Choice B: Renal Failure
Renal failure, or kidney failure, is a condition where the kidneys lose their ability to filter waste from the blood effectively. While renal failure can be a serious complication, it is not an immediate risk for this patient. The patient’s primary issues are related to her cardiovascular system, specifically her low heart rate and history of atrial fibrillation. The immediate risks in this scenario are more likely to be related to acute cardiovascular events rather than renal complications. Additionally, there is no indication in the patient’s history or current treatment that suggests an imminent risk of renal failure.
Choice C: Necrosis
Necrosis refers to the death of body tissue due to a lack of blood flow or infection. While necrosis can occur in severe cases of prolonged ischemia or infection, it is not an immediate risk for this patient. The patient’s current condition and treatment plan do not indicate a high risk of tissue necrosis. The more pressing concerns are related to her cardiovascular health, specifically the risk of cardiac arrest, anaphylaxis, and arrhythmias. These conditions are more likely to occur suddenly and require immediate medical intervention.
Choice D: Cardiac Arrest
Cardiac arrest is a sudden loss of heart function, leading to a cessation of blood flow to the body’s organs. Given the patient’s history of symptomatic bradycardia and atrial fibrillation, she is at a high risk of developing cardiac arrest. Bradycardia can lead to insufficient blood flow and oxygen delivery to vital organs, potentially resulting in cardiac arrest. Additionally, the stress of the upcoming procedure and the discontinuation of anticoagulants can further increase this risk. Therefore, cardiac arrest is a significant immediate risk for this patient and requires close monitoring and preparedness for emergency intervention.
Choice E: Anaphylaxis
Anaphylaxis is a severe, potentially life-threatening allergic reaction that can occur rapidly. The patient is receiving vancomycin, which is known to cause hypersensitivity reactions, including anaphylaxis, in some individuals. Symptoms of anaphylaxis include difficulty breathing, swelling, hives, and a drop in blood pressure. Given the patient’s current infusion of vancomycin, she is at risk for developing anaphylaxis, which requires immediate medical attention to prevent severe complications or death. The nurse must be vigilant for signs of anaphylaxis and be prepared to administer emergency treatment if necessary.
Choice F: Arrhythmias
Arrhythmias are irregular heartbeats that can range from benign to life-threatening.
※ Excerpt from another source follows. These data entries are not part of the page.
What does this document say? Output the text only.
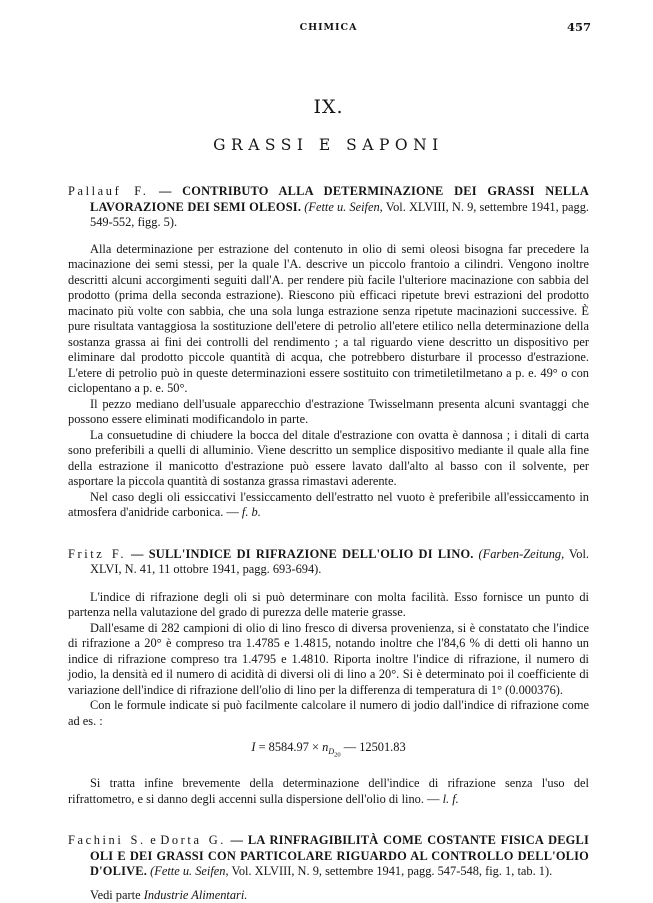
CHIMICA	457
IX.
GRASSI E SAPONI

Pallauf F. — CONTRIBUTO ALLA DETERMINAZIONE DEI GRASSI NELLA LAVORAZIONE DEI SEMI OLEOSI. (Fette u. Seifen, Vol. XLVIII, N. 9, settembre 1941, pagg. 549-552, figg. 5).

Alla determinazione per estrazione del contenuto in olio di semi oleosi bisogna far precedere la macinazione dei semi stessi, per la quale l'A. descrive un piccolo frantoio a cilindri. Vengono inoltre descritti alcuni accorgimenti seguiti dall'A. per rendere più facile l'ulteriore macinazione con sabbia del prodotto (prima della seconda estrazione). Riescono più efficaci ripetute brevi estrazioni del prodotto macinato più volte con sabbia, che una sola lunga estrazione senza ripetute macinazioni successive. È pure risultata vantaggiosa la sostituzione dell'etere di petrolio all'etere etilico nella determinazione della sostanza grassa ai fini dei controlli del rendimento ; a tal riguardo viene descritto un dispositivo per eliminare dal prodotto piccole quantità di acqua, che potrebbero disturbare il processo d'estrazione. L'etere di petrolio può in queste determinazioni essere sostituito con trimetiletilmetano a p. e. 49° o con ciclopentano a p. e. 50°.

Il pezzo mediano dell'usuale apparecchio d'estrazione Twisselmann presenta alcuni svantaggi che possono essere eliminati modificandolo in parte.

La consuetudine di chiudere la bocca del ditale d'estrazione con ovatta è dannosa ; i ditali di carta sono preferibili a quelli di alluminio. Viene descritto un semplice dispositivo mediante il quale alla fine della estrazione il manicotto d'estrazione può essere lavato dall'alto al basso con il solvente, per asportare la piccola quantità di sostanza grassa rimastavi aderente.

Nel caso degli oli essiccativi l'essiccamento dell'estratto nel vuoto è preferibile all'essiccamento in atmosfera d'anidride carbonica. — f. b.

Fritz F. — SULL'INDICE DI RIFRAZIONE DELL'OLIO DI LINO. (Farben-Zeitung, Vol. XLVI, N. 41, 11 ottobre 1941, pagg. 693-694).

L'indice di rifrazione degli oli si può determinare con molta facilità. Esso fornisce un punto di partenza nella valutazione del grado di purezza delle materie grasse.

Dall'esame di 282 campioni di olio di lino fresco di diversa provenienza, si è constatato che l'indice di rifrazione a 20° è compreso tra 1.4785 e 1.4815, notando inoltre che l'84,6 % di detti oli hanno un indice di rifrazione compreso tra 1.4795 e 1.4810. Riporta inoltre l'indice di rifrazione, il numero di jodio, la densità ed il numero di acidità di diversi oli di lino a 20°. Si è determinato poi il coefficiente di variazione dell'indice di rifrazione dell'olio di lino per la differenza di temperatura di 1° (0.000376).

Con le formule indicate si può facilmente calcolare il numero di jodio dall'indice di rifrazione come ad es. :

$I = 8584.97 \times n_{D_{20}}$ — 12501.83

Si tratta infine brevemente della determinazione dell'indice di rifrazione senza l'uso del rifrattometro, e si danno degli accenni sulla dispersione dell'olio di lino. — l. f.

Fachini S. e Dorta G. — LA RINFRAGIBILITÀ COME COSTANTE FISICA DEGLI OLI E DEI GRASSI CON PARTICOLARE RIGUARDO AL CONTROLLO DELL'OLIO D'OLIVE. (Fette u. Seifen, Vol. XLVIII, N. 9, settembre 1941, pagg. 547-548, fig. 1, tab. 1).

Vedi parte Industrie Alimentari.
The patient has a history of atrial fibrillation, a type of arrhythmia, and symptomatic bradycardia, both of which put her at risk for developing further arrhythmias. The stress of the upcoming procedure, changes in medication, and the underlying heart conditions all contribute to the risk of arrhythmias. These irregular heartbeats can lead to decreased cardiac output, syncope, or even progression to more severe arrhythmias like ventricular fibrillation, which can be fatal. Therefore, arrhythmias are an immediate risk for this patient and require continuous cardiac monitoring and readiness to intervene.